Now, one might hope to bring these both together, to find a way to write or speak in a manner that teaches even the masses, but can be delved into, and deeply, by the disciplined. This would mean developing a mastery of language such that the ascent would never need one to abandon what has already been understood, that it would be only further up and further in. One would need a very great thinker to do this, who understands things from their origin and can bring them to their end. One might conclude that only a God can save us now. Jesus taught in parables and welcomed even the little ones.

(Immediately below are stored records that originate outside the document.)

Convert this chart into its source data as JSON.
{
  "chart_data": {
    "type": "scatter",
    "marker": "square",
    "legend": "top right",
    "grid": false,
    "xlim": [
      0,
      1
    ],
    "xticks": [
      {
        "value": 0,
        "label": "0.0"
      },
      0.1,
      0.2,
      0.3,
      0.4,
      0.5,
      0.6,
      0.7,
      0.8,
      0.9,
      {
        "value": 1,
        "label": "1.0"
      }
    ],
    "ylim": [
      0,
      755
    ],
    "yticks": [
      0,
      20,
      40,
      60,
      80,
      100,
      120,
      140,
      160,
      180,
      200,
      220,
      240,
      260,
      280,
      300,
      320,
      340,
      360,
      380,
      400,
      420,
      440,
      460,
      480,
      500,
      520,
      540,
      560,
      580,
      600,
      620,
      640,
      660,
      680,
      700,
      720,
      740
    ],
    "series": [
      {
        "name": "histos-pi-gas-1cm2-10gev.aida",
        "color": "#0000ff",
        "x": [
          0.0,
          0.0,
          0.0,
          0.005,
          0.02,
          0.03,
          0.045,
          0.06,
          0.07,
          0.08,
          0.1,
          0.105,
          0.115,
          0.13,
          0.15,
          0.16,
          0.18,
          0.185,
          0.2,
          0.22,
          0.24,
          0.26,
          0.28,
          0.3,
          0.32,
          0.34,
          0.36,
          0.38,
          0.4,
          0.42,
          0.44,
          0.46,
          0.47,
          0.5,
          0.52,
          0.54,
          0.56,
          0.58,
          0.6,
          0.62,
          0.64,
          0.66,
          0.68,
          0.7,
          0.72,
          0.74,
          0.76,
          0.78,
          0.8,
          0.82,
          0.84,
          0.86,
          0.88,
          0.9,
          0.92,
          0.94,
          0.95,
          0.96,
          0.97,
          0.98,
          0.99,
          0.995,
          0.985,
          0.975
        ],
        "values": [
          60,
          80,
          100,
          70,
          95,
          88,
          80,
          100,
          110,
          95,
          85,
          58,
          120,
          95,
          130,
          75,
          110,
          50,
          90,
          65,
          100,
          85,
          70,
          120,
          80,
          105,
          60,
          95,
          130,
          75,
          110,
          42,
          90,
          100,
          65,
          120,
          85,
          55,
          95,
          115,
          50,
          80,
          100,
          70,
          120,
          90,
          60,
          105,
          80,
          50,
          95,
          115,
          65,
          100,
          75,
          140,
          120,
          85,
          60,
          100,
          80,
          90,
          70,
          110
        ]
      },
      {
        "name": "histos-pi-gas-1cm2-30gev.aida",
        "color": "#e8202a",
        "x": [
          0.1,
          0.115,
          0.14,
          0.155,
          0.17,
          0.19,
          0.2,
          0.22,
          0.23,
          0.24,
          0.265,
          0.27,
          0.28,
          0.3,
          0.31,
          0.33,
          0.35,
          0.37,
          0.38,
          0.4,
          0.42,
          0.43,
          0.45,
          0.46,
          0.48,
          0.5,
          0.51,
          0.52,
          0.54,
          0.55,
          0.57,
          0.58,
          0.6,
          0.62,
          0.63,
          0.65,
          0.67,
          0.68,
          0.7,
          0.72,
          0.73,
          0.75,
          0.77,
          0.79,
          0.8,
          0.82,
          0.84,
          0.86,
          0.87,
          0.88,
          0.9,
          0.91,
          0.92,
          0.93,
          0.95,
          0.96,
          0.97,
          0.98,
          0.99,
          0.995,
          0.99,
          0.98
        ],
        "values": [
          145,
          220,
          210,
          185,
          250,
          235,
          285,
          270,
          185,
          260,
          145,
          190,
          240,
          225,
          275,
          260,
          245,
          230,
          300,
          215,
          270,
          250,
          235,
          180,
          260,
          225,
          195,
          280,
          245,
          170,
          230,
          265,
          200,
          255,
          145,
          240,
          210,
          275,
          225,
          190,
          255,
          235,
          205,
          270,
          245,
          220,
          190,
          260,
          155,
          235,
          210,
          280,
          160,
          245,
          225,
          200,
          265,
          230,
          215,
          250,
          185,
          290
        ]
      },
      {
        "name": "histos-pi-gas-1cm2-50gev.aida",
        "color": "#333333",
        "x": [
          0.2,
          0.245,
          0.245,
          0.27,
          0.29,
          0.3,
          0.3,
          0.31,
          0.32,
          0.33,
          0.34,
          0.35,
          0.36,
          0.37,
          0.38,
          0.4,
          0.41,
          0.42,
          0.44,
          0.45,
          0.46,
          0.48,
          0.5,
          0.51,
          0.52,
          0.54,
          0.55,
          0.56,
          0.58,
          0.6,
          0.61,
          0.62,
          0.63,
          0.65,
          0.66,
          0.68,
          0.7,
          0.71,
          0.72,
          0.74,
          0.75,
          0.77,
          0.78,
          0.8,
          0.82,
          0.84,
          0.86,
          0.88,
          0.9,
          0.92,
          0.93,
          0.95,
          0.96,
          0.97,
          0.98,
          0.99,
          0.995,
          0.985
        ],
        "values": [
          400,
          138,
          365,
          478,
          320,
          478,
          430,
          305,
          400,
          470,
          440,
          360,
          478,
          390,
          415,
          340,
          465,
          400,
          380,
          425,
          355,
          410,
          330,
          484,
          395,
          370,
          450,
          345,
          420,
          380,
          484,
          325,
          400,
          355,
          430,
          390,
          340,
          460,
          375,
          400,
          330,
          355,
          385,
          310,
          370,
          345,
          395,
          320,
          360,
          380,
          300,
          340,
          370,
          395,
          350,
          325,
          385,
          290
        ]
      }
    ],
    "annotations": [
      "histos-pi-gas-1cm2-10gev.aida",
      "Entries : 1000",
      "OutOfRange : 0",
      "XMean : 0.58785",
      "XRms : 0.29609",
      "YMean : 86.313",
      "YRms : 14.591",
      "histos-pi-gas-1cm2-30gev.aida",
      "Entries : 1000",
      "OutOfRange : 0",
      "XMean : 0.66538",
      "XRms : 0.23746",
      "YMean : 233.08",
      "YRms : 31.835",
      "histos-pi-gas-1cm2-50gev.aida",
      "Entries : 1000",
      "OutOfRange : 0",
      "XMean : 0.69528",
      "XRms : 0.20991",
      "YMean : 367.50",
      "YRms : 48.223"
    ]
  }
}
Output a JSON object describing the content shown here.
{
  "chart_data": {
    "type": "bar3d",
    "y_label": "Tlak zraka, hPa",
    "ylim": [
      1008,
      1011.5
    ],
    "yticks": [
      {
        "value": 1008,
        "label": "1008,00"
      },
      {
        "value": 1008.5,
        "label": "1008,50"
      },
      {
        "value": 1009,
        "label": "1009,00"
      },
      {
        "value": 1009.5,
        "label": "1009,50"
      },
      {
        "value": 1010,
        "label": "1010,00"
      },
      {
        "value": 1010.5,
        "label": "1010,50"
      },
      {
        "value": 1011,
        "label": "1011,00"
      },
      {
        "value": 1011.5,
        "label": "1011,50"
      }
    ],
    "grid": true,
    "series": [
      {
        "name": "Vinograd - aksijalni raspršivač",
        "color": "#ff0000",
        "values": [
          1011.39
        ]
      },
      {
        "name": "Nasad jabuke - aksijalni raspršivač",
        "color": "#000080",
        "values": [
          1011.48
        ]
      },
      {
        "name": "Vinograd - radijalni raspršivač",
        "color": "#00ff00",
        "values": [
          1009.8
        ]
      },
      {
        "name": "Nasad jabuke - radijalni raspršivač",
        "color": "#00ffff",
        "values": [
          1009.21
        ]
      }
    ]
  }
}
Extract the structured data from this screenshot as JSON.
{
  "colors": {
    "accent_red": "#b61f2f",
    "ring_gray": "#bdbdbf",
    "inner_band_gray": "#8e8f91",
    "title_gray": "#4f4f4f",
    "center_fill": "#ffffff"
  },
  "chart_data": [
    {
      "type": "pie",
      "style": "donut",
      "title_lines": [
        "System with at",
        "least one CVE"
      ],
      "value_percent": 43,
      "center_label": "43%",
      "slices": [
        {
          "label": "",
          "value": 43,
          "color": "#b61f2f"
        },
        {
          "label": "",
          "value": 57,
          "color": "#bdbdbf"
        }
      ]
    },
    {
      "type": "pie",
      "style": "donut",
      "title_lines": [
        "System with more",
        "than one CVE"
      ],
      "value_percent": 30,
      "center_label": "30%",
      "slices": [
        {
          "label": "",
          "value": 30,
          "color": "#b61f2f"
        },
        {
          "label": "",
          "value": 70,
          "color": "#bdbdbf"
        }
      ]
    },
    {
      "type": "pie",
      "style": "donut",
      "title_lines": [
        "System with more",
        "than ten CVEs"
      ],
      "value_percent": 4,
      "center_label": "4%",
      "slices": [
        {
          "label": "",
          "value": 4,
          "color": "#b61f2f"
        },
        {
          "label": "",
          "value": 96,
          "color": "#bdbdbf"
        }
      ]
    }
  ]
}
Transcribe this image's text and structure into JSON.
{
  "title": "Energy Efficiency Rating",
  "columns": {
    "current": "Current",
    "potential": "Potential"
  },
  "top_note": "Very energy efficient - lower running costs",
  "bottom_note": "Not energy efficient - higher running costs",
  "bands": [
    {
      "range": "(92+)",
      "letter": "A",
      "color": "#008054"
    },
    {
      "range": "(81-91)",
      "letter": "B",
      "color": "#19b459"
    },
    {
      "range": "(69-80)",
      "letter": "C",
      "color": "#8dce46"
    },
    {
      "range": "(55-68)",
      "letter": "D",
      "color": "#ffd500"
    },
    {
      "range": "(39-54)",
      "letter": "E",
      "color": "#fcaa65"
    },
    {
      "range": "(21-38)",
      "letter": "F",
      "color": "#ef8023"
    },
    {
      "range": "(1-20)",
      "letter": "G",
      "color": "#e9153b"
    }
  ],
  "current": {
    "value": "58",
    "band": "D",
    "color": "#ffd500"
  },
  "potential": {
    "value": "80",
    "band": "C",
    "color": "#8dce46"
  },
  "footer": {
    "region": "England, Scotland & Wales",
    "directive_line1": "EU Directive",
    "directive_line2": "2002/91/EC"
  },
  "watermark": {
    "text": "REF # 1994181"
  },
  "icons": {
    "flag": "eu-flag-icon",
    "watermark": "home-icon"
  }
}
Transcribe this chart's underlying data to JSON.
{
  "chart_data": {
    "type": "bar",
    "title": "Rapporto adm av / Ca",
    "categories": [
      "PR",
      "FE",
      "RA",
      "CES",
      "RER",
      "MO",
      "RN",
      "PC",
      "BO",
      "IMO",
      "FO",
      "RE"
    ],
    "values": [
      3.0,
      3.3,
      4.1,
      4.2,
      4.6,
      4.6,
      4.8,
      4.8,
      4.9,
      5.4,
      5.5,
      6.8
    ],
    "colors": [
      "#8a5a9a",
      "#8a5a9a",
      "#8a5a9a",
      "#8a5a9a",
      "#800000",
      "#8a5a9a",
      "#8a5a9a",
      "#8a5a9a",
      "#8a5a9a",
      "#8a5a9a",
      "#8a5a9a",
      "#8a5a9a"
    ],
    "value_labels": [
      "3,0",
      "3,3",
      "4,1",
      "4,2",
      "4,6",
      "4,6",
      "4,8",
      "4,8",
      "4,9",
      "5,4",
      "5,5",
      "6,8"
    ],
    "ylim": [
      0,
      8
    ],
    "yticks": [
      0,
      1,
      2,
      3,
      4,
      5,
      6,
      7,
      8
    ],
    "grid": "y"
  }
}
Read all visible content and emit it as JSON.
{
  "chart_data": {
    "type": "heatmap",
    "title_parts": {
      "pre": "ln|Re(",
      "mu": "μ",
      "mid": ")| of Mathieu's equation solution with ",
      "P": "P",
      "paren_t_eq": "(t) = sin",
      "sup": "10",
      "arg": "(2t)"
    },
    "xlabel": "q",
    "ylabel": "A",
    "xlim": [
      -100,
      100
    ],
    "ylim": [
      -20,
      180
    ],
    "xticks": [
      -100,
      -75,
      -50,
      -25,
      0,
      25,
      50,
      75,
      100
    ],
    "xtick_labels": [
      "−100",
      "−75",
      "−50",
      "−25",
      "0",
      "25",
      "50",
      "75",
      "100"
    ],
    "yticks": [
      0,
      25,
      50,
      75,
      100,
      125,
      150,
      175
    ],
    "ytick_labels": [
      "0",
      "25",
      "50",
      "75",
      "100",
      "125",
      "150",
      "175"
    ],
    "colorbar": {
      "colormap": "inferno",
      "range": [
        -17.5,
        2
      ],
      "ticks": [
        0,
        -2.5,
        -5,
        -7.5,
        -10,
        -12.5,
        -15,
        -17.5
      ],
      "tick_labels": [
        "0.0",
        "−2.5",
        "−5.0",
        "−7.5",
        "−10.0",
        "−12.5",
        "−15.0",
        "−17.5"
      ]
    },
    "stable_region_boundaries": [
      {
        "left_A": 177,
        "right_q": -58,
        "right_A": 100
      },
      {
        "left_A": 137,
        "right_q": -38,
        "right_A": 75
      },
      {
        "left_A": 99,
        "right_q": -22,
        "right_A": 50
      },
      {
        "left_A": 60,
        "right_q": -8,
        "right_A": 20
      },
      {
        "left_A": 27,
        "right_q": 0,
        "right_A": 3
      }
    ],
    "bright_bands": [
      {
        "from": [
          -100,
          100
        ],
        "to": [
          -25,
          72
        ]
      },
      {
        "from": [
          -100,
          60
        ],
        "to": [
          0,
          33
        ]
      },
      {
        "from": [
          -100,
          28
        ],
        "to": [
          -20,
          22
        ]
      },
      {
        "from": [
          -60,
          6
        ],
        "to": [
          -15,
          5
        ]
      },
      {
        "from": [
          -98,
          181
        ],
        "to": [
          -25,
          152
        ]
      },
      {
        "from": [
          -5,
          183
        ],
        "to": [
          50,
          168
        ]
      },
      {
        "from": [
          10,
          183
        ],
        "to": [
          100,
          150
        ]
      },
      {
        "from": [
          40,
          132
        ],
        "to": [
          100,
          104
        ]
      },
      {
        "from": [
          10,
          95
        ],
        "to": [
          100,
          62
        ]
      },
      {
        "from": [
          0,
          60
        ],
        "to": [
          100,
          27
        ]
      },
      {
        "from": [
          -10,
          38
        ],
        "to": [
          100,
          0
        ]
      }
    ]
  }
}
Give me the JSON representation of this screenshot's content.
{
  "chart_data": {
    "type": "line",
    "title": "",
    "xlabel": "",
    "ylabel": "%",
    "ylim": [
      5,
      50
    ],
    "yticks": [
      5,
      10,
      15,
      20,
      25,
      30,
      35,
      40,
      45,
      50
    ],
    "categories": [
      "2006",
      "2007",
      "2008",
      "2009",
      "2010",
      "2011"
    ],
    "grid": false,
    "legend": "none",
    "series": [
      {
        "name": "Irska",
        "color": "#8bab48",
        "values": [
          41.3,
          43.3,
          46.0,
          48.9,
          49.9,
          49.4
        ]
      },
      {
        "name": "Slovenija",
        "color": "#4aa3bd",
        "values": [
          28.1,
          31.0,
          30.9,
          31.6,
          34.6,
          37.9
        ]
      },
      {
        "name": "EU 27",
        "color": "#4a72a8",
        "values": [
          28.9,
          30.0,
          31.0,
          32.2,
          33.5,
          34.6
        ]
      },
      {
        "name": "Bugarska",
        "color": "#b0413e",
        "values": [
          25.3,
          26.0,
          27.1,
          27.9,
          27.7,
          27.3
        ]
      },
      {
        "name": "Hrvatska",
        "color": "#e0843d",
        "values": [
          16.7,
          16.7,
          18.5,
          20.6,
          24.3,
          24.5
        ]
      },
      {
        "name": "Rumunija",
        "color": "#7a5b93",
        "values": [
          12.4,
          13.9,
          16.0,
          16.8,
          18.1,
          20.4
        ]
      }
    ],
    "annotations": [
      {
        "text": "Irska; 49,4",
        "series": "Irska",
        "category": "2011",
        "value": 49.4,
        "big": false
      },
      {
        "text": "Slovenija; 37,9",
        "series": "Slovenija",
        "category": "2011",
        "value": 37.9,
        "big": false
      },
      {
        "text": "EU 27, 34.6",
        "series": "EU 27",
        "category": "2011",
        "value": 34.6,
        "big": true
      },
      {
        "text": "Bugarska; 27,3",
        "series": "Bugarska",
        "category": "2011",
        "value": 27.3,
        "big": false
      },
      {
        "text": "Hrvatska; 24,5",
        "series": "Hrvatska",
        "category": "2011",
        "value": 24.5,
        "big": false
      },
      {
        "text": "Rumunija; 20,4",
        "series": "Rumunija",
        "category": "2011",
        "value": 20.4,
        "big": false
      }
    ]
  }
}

In the meantime, this Slate Star Codex episode raises a question. Just how smart, or how actually elite, do we think the New York Times team is? What about the rest of the media establishment? While for the day-to-day of living under social rules and respecting certain pieties, it doesn’t matter if inquisitors are true believers or if they’re cynics, it does suggest something about how long the thing can last. Lies are corrosive. Despite Francis Bacon, nature still tends to win.

From a longer view, as eminent moderns the space between Slate Star Codex and NYT is much smaller and emptier than either would ever admit aloud (though now Scott Alexander is sure to be signaling it often on his Substack). If the Old Gray Lady knows that, and just doesn’t want Grey Tribe company at the top, then the N.Y. and D.C. divide with S.F. and Miami is a civil war, which has its own sort of vitality. But if the media elite really have fallen into the narcissism of small differences, are writing inexactly, confusing turf for the regime, then it’s all artless decadence on decadence.